Las propinas en juego, ¿Cómo tiene que ser el perfecto camarero?

El impecable trato hacia el cliente, conocer al dedillo las normas de protocolo, la discreción… son numerosas las características que ha de poseer el “perfecto” camarero bajo el punto de vista de los expertos, más aún cuando las propinas están en juego. En una época en la que la sala vuelve por sus fueros, ¿cómo es ese perfecto camarero? Desde el restaurante El Rincón de Esteban, se aportan nueve características que ha de tener ese camarero ideal.

el perfecto camarero cuando la propina esta en juego
¿Cómo es el perfecto camarero? desde El Rincón de Esteban se dan algunas pistas.

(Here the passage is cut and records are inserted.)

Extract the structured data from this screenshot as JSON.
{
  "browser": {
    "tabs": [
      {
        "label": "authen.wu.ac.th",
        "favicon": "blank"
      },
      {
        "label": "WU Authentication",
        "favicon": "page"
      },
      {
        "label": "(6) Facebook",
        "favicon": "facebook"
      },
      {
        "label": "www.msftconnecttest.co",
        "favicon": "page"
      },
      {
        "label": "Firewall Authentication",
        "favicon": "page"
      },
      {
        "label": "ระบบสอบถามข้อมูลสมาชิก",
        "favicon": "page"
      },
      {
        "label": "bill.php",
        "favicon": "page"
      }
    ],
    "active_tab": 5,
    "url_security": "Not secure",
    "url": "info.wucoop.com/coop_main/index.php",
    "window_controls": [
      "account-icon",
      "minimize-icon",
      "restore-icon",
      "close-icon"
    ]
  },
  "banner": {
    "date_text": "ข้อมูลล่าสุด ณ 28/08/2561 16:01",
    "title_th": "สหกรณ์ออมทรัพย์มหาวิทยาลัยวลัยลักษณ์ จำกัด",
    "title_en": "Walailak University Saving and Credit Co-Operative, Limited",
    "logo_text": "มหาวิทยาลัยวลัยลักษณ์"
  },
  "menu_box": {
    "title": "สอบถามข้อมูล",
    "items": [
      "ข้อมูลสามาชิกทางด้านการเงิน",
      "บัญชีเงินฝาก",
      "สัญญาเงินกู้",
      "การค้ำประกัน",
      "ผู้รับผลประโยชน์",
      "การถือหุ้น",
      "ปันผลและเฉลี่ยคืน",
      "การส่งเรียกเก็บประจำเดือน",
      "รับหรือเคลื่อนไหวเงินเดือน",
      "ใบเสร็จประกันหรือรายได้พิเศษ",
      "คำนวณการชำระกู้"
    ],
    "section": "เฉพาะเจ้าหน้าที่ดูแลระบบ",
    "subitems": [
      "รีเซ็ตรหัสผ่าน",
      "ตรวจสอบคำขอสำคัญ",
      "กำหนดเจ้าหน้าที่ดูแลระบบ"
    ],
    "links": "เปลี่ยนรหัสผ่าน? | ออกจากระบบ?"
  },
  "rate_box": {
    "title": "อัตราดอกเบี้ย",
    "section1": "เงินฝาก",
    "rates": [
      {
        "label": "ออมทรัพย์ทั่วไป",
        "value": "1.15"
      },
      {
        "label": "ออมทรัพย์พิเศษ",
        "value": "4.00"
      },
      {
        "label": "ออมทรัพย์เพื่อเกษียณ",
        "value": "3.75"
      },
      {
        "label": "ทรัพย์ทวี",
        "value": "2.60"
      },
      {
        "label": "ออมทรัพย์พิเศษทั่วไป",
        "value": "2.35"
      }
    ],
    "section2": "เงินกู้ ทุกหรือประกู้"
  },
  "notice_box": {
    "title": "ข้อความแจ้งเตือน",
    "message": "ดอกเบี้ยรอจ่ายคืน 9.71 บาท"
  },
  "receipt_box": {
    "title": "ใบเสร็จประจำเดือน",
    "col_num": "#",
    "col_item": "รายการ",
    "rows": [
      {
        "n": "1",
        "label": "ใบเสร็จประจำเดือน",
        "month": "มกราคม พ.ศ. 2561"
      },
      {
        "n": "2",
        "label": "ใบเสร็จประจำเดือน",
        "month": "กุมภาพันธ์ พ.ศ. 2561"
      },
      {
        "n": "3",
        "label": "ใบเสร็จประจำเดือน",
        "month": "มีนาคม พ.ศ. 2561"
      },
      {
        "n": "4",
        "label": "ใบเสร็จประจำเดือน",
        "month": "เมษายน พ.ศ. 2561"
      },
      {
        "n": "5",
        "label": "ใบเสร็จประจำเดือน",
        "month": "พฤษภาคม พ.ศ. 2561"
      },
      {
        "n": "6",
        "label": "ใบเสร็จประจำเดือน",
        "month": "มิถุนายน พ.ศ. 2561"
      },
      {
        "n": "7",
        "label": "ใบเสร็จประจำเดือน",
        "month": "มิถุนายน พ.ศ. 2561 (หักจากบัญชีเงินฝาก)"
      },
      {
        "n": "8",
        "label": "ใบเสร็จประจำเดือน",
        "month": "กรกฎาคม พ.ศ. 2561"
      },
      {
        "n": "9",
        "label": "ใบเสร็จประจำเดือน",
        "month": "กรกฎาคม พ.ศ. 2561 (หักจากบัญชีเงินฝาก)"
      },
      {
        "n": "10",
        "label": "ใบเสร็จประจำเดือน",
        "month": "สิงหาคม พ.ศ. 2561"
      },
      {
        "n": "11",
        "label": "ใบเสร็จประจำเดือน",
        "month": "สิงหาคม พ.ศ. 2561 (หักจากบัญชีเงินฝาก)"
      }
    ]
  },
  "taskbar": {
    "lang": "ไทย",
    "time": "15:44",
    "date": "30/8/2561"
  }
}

Imagen: Unsplash.com
  • Humilde y profesional: en un camarero la profesionalidad y la humildad son sinónimos;  el buen camarero tendrá que enfrentarse a situaciones complicadas en las que mantener el tipo modestamente, atendiendo a todos los clientes con una sonrisa, sin tomarse ningún comportamiento o crítica como algo personal, independientemente de que los clientes sean justos, educados o estén sobrios.
  • Muy atento con el cliente: el camarero perfecto ha de estar pendiente de lo que los clientes necesitan, sin llegar a agobiarlos. Por ejemplo, da muy mala imagen que cuando el comensal pide la cuenta, ningún camarero esté pendiente de éste, y que esta simple acción se demore. O cuando, por ejemplo, el cliente quiere pedir otra bebida y ningún camarero le presta atención.
  • Impecablemente aseado: uno de los requisitos básicos del camarero es la pulcritud, y la buena presencia (que no significa ser guapo). Se trata de mostrar un respeto al restaurante y a los clientes, especialmente por aquellos que manipulan alimentos y bebidas.
  • Perfecto conocedor de la carta: un camarero que se precie ha de conocer al dedillo todos y cada uno de los platos de la carta, con qué ingredientes están elaborados, el tiempo de preparación de los mismos, los beneficios que aportan al organismo, etc.
  • Discreto y paciente ante las charlas de los clientes: cuando un camarero quiera acercarse a la mesa a comunicar algo, debe esperar a que los clientes detengan su conversación antes de comenzar a hablar él.

Respeto, protocolo, amabilidad…

  • nueve tips del perfecto camarero
    Un camareo ha de conocer el protocolo. Imagen:Unsplash.com

    Respetuoso y refinado: el buen camarero será educado y discreto; por supuesto, tratará a los clientes de usted y les saludará y despedirá con amabilidad; jamás les abrumará con anécdotas de su vida privada, ni se unirá a las conversaciones de los clientes y nunca, bajo ningún concepto les dirá “Qué aproveche” o vulgaridades semejantes, porque sabe que dañan la imagen del negocio.

  • Conocedor de las normas del protocolo en la mesa: es fundamental que el camarero conozca perfectamente el protocolo básico a la hora de servir. Siempre ha de servirse por la izquierda y retirar por la derecha. Asimismo, no se debe olvidar que no se sirve un nuevo plato hasta que todos los comensales hayan finalizado.
  • Alegre y sonriente: así debe estar siempre un camarero que se precie, ya que a nadie le gusta acudir a un restaurante y que el camarero le mire como si el cliente tuviese la culpa de todos sus males.
  • Constantemente formado: el sector de la hostelería es muy cambiante, por ello un camarero ideal es aquel que se actualiza constantemente sobre todas las novedades acontecidas en su gremio.